- Theatrical release poster
- Directed by: Michele Civetta
- Screenplay by: Alexander Felix Bendaña; Michele Civetta; Andrew Levitas;
- Story by: Alexander Felix Bendaña
- Produced by: Andrew Levitas; Stephen Israel;
- Starring: Shea Whigham; Olivia Munn; Zach Avery; Taryn Manning; Mark Boone Junior; Keith David; Frank Grillo; Bruce Dern;
- Cinematography: Bryan Newman
- Edited by: Suzy Eimiger; Trish Fuller;
- Music by: Alec Puro
- Production companies: Grindstone Entertainment Group; Metalwork Pictures;
- Distributed by: Lionsgate
- Release date: September 3, 2021;
- Running time: 91 minutes
- Country: United States
- Language: English

= The Gateway (2021 film) =

The Gateway is an American crime thriller film directed by Michele Civetta and starring Shea Whigham, Olivia Munn and Frank Grillo. The screenplay, written by Alexander Felix and originally titled Where Angels Die, was included in the 2013 Black List.
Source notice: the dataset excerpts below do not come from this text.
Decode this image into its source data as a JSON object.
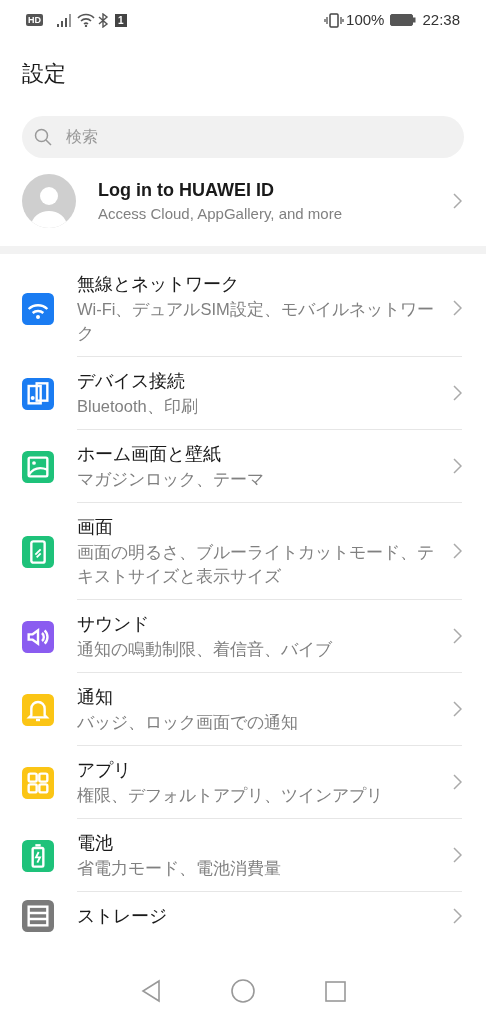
{
  "status_bar": {
    "hd_badge": "HD",
    "sim_badge": "1",
    "battery_percent": "100%",
    "time": "22:38"
  },
  "title": "設定",
  "search": {
    "placeholder": "検索"
  },
  "account": {
    "title": "Log in to HUAWEI ID",
    "subtitle": "Access Cloud, AppGallery, and more"
  },
  "settings": [
    {
      "kind": "wifi",
      "color": "#1a7cf2",
      "title": "無線とネットワーク",
      "subtitle": "Wi-Fi、デュアルSIM設定、モバイルネットワーク"
    },
    {
      "kind": "devices",
      "color": "#1a7cf2",
      "title": "デバイス接続",
      "subtitle": "Bluetooth、印刷"
    },
    {
      "kind": "image",
      "color": "#1ec27a",
      "title": "ホーム画面と壁紙",
      "subtitle": "マガジンロック、テーマ"
    },
    {
      "kind": "display",
      "color": "#1ec27a",
      "title": "画面",
      "subtitle": "画面の明るさ、ブルーライトカットモード、テキストサイズと表示サイズ"
    },
    {
      "kind": "sound",
      "color": "#8a5cf0",
      "title": "サウンド",
      "subtitle": "通知の鳴動制限、着信音、バイブ"
    },
    {
      "kind": "bell",
      "color": "#fbc515",
      "title": "通知",
      "subtitle": "バッジ、ロック画面での通知"
    },
    {
      "kind": "apps",
      "color": "#fbc515",
      "title": "アプリ",
      "subtitle": "権限、デフォルトアプリ、ツインアプリ"
    },
    {
      "kind": "battery",
      "color": "#1ec27a",
      "title": "電池",
      "subtitle": "省電力モード、電池消費量"
    },
    {
      "kind": "storage",
      "color": "#7a7a7a",
      "title": "ストレージ"
    }
  ]
}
The film was released in theaters and on VOD on September 3, 2021.

==Plot==
A troubled but dedicated social worker, assisting a working and struggling single mother and her daughter, intervenes when the father returns from prison and drags his family back to his habitual world of crime.

==Cast==
- Shea Whigham as Parker Jode
- Olivia Munn as Dahlia Montrose
- Zach Avery as Mike Montrose
- Bruce Dern as Marcus Jode
- Frank Grillo as Duke Harmaday
- Alex Wraith as Louis
- Taegen Burns as Ashley Montrose
- Jackson James as Tommy
- Shannon Adawn as Detective King
- Nicholas Daly as Detective Bachman
- Mike O'Connell as Stu
- Taryn Manning as Corey Belton
- Mark Boone Junior as Gary Wolfbock
- Keith David as Terry Thompson

==Production==
The film was shot in Norfolk, Virginia in May 2019.

==Release==
The film was released in selected theaters and on video-on-demand on September 3, 2021 in the United States.

==Reception==
The review aggregator website Rotten Tomatoes surveyed 37 critics and, categorizing the reviews as positive or negative, assessed 19 as positive and 18 as negative for a 51% rating.